Selain Perancis, AS dan Tiongkok juga meneken Kesepakatan Paris. Menteri Lingkungan Hidup dan Kehutanan RI Siti Nurbaya Bakar juga berada di New York untuk menandatangani atas nama pemerintah Indonesia.  

“Presiden Jokowi sejak awal mendukung upaya dunia memerangi pemanasan global dalam kerangka perubahan iklim.  Jadi saya diperintah oleh Presiden menandangani Kesepakatan Paris,” kata Siti kepada Rappler, Kamis lalu.

Kesepakatan Paris disetujui oleh 195 negara dalam sidang pleno penutupan COP 21 di Paris.

Dalam sesi pidato pernyataan negara, Siti menyampaikan, sambil memenuhi kesepakatan global menurunkan emisi karbon, Indonesia juga harus meneruskan pembangunan untuk memenuhi kebutuhan hidup dan lingkungan hidup yang baik  bagi 255 juta penduduk Indonesia.  

“Salah satu tujuan pembangunan kami adalah menyediakan listrik bagi 12.650 desa pada 2020, dengan membangun proyek listrik 35.000 megawatt,” ujar Siti. 

Sumber energi lain, seperti energi terbarukan dari bio massa, biofuel, listrik bertenaga air (micro-hydro), listrik tenaga panas bumi, dan biodiesel akan menjadi pelengkap dalam pemenuhan energi listrik bagi warga.

Dalam sesi pidato para pemimpin COP 21 di Paris, Presiden Joko “Jokowi” Widodo menyatakan Indonesia berkomitmen untuk mencapai 23 persen energi listrik terbarukan pada 2025. 

Siti juga menggarisbawahi program Evaluasi Kinerja Korporasi, atau Corporate Performance Evaluation (PROPER), yang menyebutkan bahwa efisiensi yang dilakukan korporasi dapat menurunkan emisi setara dengan 39,8 juta ton CO2. Jika dibandingkan dengan posisi pada 2011, angka itu mencapai 65 persen dari pengurangan emisi gas rumah kaca.
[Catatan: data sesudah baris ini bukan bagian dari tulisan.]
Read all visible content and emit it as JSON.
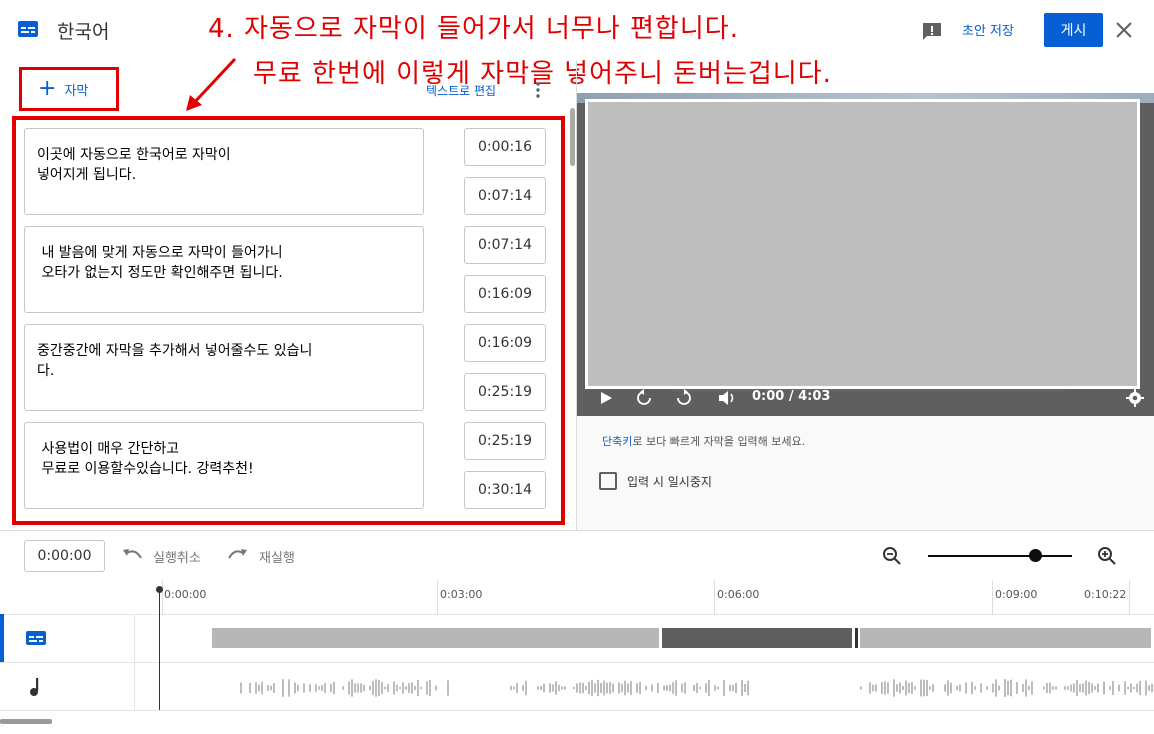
{
  "header": {
    "language_title": "한국어",
    "draft_save_label": "초안 저장",
    "publish_label": "게시"
  },
  "annotation": {
    "line1": "4. 자동으로 자막이 들어가서 너무나 편합니다.",
    "line2": "무료 한번에 이렇게 자막을 넣어주니 돈버는겁니다.",
    "color": "#e00000"
  },
  "editor": {
    "add_caption_label": "자막",
    "edit_as_text_label": "텍스트로 편집",
    "cues": [
      {
        "text": "이곳에 자동으로 한국어로 자막이\n넣어지게 됩니다.",
        "start": "0:00:16",
        "end": "0:07:14"
      },
      {
        "text": " 내 발음에 맞게 자동으로 자막이 들어가니\n 오타가 없는지 정도만 확인해주면 됩니다.",
        "start": "0:07:14",
        "end": "0:16:09"
      },
      {
        "text": "중간중간에 자막을 추가해서 넣어줄수도 있습니\n다.",
        "start": "0:16:09",
        "end": "0:25:19"
      },
      {
        "text": " 사용법이 매우 간단하고\n 무료로 이용할수있습니다. 강력추천!",
        "start": "0:25:19",
        "end": "0:30:14"
      }
    ]
  },
  "player": {
    "time_readout": "0:00 / 4:03",
    "progress_fraction": 0.0
  },
  "shortcuts": {
    "link_text": "단축키",
    "rest_text": "로 보다 빠르게 자막을 입력해 보세요.",
    "pause_label": "입력 시 일시중지",
    "pause_checked": false
  },
  "timeline": {
    "current_time": "0:00:00",
    "undo_label": "실행취소",
    "redo_label": "재실행",
    "ruler_labels": [
      "0:00:00",
      "0:03:00",
      "0:06:00",
      "0:09:00",
      "0:10:22"
    ],
    "zoom_level_fraction": 0.7
  },
  "colors": {
    "accent": "#065fd4",
    "annotation_red": "#e00000",
    "selected_segment": "#5f5f5f",
    "segment": "#b7b7b7"
  }
}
Indonesia juga akan mendorong program Eco-Driving dengan membangun lebih banyak transportasi publik. Kontribusi dari program ini terhadap penurunan emisi karbon mencapai 10 persen.

Indonesia menyadari pentingnya pengaturan penggunaan hutan dan lahan untuk mitigasi perubahan iklim, yang dapat menghasilkan manfaat adaptasi. Luas lahan hutan di Indonesia tercatat 65 persen dari luas negara sebesar 87 juta kilometer persegi.  
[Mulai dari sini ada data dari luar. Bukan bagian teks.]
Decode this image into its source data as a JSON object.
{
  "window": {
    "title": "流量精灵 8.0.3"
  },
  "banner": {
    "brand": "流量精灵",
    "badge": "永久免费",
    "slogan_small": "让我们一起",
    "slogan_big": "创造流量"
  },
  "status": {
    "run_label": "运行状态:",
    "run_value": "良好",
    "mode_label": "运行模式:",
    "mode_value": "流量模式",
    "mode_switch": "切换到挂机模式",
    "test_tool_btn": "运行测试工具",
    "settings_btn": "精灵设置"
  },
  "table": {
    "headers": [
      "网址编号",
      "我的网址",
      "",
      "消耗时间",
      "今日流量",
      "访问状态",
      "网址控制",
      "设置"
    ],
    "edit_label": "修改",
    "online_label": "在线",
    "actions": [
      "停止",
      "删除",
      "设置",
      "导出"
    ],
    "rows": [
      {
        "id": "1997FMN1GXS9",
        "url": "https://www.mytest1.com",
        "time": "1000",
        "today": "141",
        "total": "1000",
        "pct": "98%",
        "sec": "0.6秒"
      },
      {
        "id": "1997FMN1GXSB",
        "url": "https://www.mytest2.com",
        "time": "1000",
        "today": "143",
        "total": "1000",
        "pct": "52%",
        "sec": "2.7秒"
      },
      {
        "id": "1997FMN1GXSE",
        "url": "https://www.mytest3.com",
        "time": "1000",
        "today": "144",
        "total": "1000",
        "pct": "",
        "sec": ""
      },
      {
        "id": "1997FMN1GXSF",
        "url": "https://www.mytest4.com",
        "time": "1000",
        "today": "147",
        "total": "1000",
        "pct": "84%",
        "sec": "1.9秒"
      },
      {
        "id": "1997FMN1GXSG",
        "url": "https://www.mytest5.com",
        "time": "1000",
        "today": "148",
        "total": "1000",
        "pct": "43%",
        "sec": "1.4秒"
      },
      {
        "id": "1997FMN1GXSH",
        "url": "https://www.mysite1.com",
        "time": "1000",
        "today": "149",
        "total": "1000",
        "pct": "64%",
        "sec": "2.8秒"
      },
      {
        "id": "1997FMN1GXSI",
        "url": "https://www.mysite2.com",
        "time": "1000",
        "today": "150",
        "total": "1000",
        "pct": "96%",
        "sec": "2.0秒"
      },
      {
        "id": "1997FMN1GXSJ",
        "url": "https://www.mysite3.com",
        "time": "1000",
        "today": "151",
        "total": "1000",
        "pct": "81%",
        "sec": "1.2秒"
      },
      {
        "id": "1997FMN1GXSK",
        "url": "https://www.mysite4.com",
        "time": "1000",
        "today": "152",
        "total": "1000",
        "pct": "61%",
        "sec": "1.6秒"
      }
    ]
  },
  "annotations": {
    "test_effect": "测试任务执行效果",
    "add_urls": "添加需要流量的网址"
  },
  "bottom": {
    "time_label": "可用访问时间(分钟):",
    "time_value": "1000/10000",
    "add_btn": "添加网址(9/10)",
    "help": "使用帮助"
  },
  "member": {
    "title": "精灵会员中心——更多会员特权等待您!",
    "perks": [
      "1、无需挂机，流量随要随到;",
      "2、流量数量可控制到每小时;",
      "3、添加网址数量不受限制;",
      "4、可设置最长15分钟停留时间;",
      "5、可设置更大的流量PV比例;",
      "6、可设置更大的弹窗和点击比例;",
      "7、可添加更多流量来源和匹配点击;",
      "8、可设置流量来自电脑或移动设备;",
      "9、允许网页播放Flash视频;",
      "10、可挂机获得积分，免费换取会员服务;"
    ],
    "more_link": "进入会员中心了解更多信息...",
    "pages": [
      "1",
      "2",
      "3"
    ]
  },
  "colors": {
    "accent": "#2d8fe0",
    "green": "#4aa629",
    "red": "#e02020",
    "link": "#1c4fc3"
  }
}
Hutan Indonesia adalah rumah bagi mega biodiversity dunia. Luasan lahan gambut mencapai 15 juta hektar dari keseluruhan ekosistem dan memang rawan menyumbang emisi gas rumah kaca sebagaimana yang terjadi dalam kebakaran hutan pada 2015.
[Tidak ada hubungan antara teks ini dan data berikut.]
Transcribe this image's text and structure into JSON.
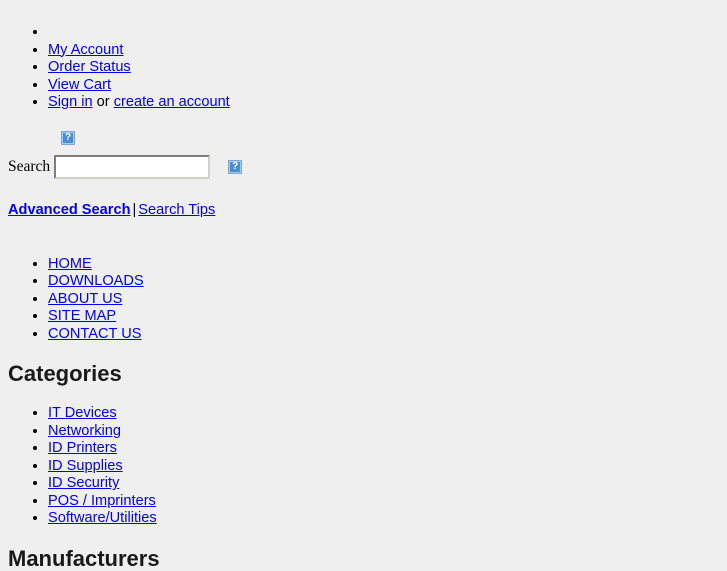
{
  "account_nav": {
    "items": [
      {
        "label": "",
        "empty": true
      },
      {
        "label": "My Account",
        "empty": false
      },
      {
        "label": "Order Status",
        "empty": false
      },
      {
        "label": "View Cart",
        "empty": false
      }
    ],
    "signin_label": "Sign in",
    "or_text": " or ",
    "create_account_label": "create an account"
  },
  "logo": {
    "icon": "broken-image-icon",
    "alt": "?"
  },
  "search": {
    "label": "Search",
    "value": "",
    "placeholder": "",
    "go_icon": "broken-image-icon",
    "advanced_label": "Advanced Search",
    "separator": "|",
    "tips_label": "Search Tips"
  },
  "main_nav": {
    "items": [
      {
        "label": "HOME"
      },
      {
        "label": "DOWNLOADS"
      },
      {
        "label": "ABOUT US"
      },
      {
        "label": "SITE MAP"
      },
      {
        "label": "CONTACT US"
      }
    ]
  },
  "categories": {
    "heading": "Categories",
    "items": [
      {
        "label": "IT Devices"
      },
      {
        "label": "Networking"
      },
      {
        "label": "ID Printers"
      },
      {
        "label": "ID Supplies"
      },
      {
        "label": "ID Security"
      },
      {
        "label": "POS / Imprinters"
      },
      {
        "label": "Software/Utilities"
      }
    ]
  },
  "manufacturers": {
    "heading": "Manufacturers"
  },
  "colors": {
    "background": "#efefef",
    "link": "#0000ee",
    "text": "#000000",
    "broken_image": "#4a8fd4"
  }
}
Kepada sidang pleno UNFCCC, Siti juga menyampaikan realisasi pembentukan Badan Rekonstruksi Ekosistem Gambut pada Februari 2016.

Jokowi juga memerintahkan moratorium izin perluasan konsesi lahan tambang dan kelapa sawit.

Pemerintah daerah menanggapi dengan moratorium izin perkebunan sawit di Ekosistem Leuser oleh Pemerintah Provinsi Nangroe Aceh Darussalam dan moratorium izin konsesi tambang batubara oleh Pemerintah Provinsi Kalimantan Timur.

Proposal penurunan emisi karbon Indonesia dituangkan dalam Intended Nationally Determined Contribution (INDC) yang diserahkan ke UNFCCC beberapa waktu sebelum berlangsungnya COP 21 di Paris.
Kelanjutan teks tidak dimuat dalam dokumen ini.